HARARE, November 25 (The Source) - Global telecommunications giant, VimpelCom, the parent company of Telecel Zimbabwe last week signed a $1 billion credit facility with the China Development Bank but said on Tuesday its local subsidiary will not benefit from the funding as it is self-financing.
The Netherlands-based firm, said the loan facility had an eight-year tenure and “will be used to fund capital expenditures for various operating companies.”
Besides Zimbabwe, VimpelCom has mobile telecoms operations in 13 other countries which include Algeria, Armenia, Bangladesh, Georgia, Italy, Russia and Ukraine with a combined subscriber base of over 220 million.

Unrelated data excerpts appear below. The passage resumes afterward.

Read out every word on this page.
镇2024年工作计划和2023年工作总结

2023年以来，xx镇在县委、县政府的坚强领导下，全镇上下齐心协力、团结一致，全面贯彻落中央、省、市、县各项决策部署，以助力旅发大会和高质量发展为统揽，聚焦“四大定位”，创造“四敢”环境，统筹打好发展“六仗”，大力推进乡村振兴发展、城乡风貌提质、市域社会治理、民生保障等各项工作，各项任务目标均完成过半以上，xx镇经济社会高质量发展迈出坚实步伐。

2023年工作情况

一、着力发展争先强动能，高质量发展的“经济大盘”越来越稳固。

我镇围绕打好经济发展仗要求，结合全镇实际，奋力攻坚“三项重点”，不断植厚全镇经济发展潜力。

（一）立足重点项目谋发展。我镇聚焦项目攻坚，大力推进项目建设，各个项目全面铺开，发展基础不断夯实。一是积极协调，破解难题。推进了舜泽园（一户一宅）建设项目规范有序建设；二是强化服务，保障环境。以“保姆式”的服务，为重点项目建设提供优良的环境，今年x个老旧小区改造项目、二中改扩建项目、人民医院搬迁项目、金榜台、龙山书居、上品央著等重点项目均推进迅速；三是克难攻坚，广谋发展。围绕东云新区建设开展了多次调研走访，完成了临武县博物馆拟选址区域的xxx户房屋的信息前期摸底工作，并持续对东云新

The firm’s head of media relations Artem Minaev said the loan facility was an additional funding option for the group which earlier signed a $500 million loan deal with another Chinese financial institution.
“We can’t say (much) about this credit facility more than (what has been said) in the press-release, because we will not necessarily use it. This facility is just an additional option for us,” Minaev said in a written response to The Source.
Asked if Telecel Zimbabwe would also get an allocation from the funds, the VimpelCom spokesman said the subsidiary generated its own income to fund its programmes.
“Telecel Zimbabwe is our self-financing company,” he said.
The country’s second biggest mobile telecoms operator by subscriber, Telecel Zimbabwe, mid-this year said it was on the hunt for $200 million to boost its capacity and increase its subscriber base.
The firm, which enjoys nearly 30 percent of the market share in a field dominated by Econet Wireless, is targeting to increase its active subscriber base to 3,3 million from around 2,3 million.
Telecel Zimbabwe became part of the VimpelCom group after the Russian company acquired a 51 percent stake in Egyptian telecoms firm, Orascom, which in turn holds a 60 percent stake in the local telecoms firm.